My question is whether this can be proved in ZF (where "cardinal" is interpreted in the appropriate way in the absence of choice, not restricted to well-ordered cardinalities). To be precise, can ZF prove the following?
For any set $X$, there exists a function $f$ on $X$ such that for any distinct $x,y\in X$, there is no bijection between $f(x)$ and $f(y)$.
I imagine the answer is no but don't really know anything about how you could prove such a global statement about the cardinals in a model of ZF in order to get a counterexample.
At least ZFA cannot prove this assertion. The model constructed here should be the standard model of ZFA where choice for families of sets of size 2 fails.
Start with a model of ZFA with a countable set $A$ of atoms. Label the elements of $A$ as $a_n^i$ with $n<\omega$ and $i<2$. Think of $a_n^0, a_n^1$ of pairs and the set $A$ as an infinite set of these pairs. Let $G$ be the group of permutations $\pi$ of $A$ that maybe swap pairs, but do not do anything else, i.e. $\pi(a_n^i)\in\{a_n^i, a_n^{1-i}\}$ for all $n<\omega, i<2$. Let $\mathcal F$ be the filter generated by $\mathrm{fix}_G(E)$, where $E$ ranges over the finite subsets of $A$. This induces a permutation model $\mathcal V$ of hereditarily symmetric sets. Note that the group $G$ is commutative. This has the following consequence: As usual, any $\pi\in G$ exptends to an automorphism $\pi^+$ of $\mathcal V$. If $X\in\mathcal V$ then $\pi^+\upharpoonright X:X\rightarrow\pi^+(X)$ is a bijection that lies in $\mathcal V$. The reason being that $\pi^+$ commutes with any other $\mu^+$, $\mu\in G$, which is enough to see that $\pi^+\upharpoonright X$ is (hereditarily) symmetric.

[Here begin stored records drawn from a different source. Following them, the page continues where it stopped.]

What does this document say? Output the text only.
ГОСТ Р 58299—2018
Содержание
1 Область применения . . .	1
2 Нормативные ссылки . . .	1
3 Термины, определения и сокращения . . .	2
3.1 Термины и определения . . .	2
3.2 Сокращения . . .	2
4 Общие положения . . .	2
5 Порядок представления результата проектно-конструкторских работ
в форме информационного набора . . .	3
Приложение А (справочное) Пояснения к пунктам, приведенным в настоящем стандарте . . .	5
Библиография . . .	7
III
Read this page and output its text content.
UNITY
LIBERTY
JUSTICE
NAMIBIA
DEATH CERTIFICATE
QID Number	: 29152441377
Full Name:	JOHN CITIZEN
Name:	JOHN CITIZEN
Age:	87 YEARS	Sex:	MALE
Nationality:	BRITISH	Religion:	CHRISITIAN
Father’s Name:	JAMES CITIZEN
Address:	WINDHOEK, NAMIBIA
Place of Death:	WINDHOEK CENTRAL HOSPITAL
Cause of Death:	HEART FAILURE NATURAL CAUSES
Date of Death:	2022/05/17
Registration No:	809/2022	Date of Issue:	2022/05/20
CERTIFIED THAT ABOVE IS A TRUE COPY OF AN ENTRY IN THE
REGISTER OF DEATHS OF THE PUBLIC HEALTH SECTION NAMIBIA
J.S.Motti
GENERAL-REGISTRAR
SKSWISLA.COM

If $f:A\rightarrow\mathcal V$ is a function in $\mathcal V$, then for cofinitely many $n$, $f(a_n^0)$ and $f(a_n^1)$ cannot be significantly different (as that would violate symmetry). In particular they cannot have differnt size: Let $\mathrm{fix}_G(E)$, $E\subseteq A$ finite, be a support for $f$. Find any $n<\omega$ such that $a_n^0, a_n^1\notin E$ and let $\pi$ be the permutation of $A$ that swaps $a_n^0, a_n^1$ and is the identity everywhere else (observe that $\pi\in\mathrm{fix}_G(E)$). Then $$f(a_n^1)=f(\pi(a_n^0))=\pi(f)(\pi(a_n^0))=\pi(f(a_n^0))$$ Now $\pi^+\upharpoonright f(a_n^0)$ is a bijection between $f(a_n^0)$ and $\pi(f(a_n^0))=f(a_n^1)$ in $\mathcal V$.
I am not quite sure at the moment how to turn this into a model of ZF with the same property...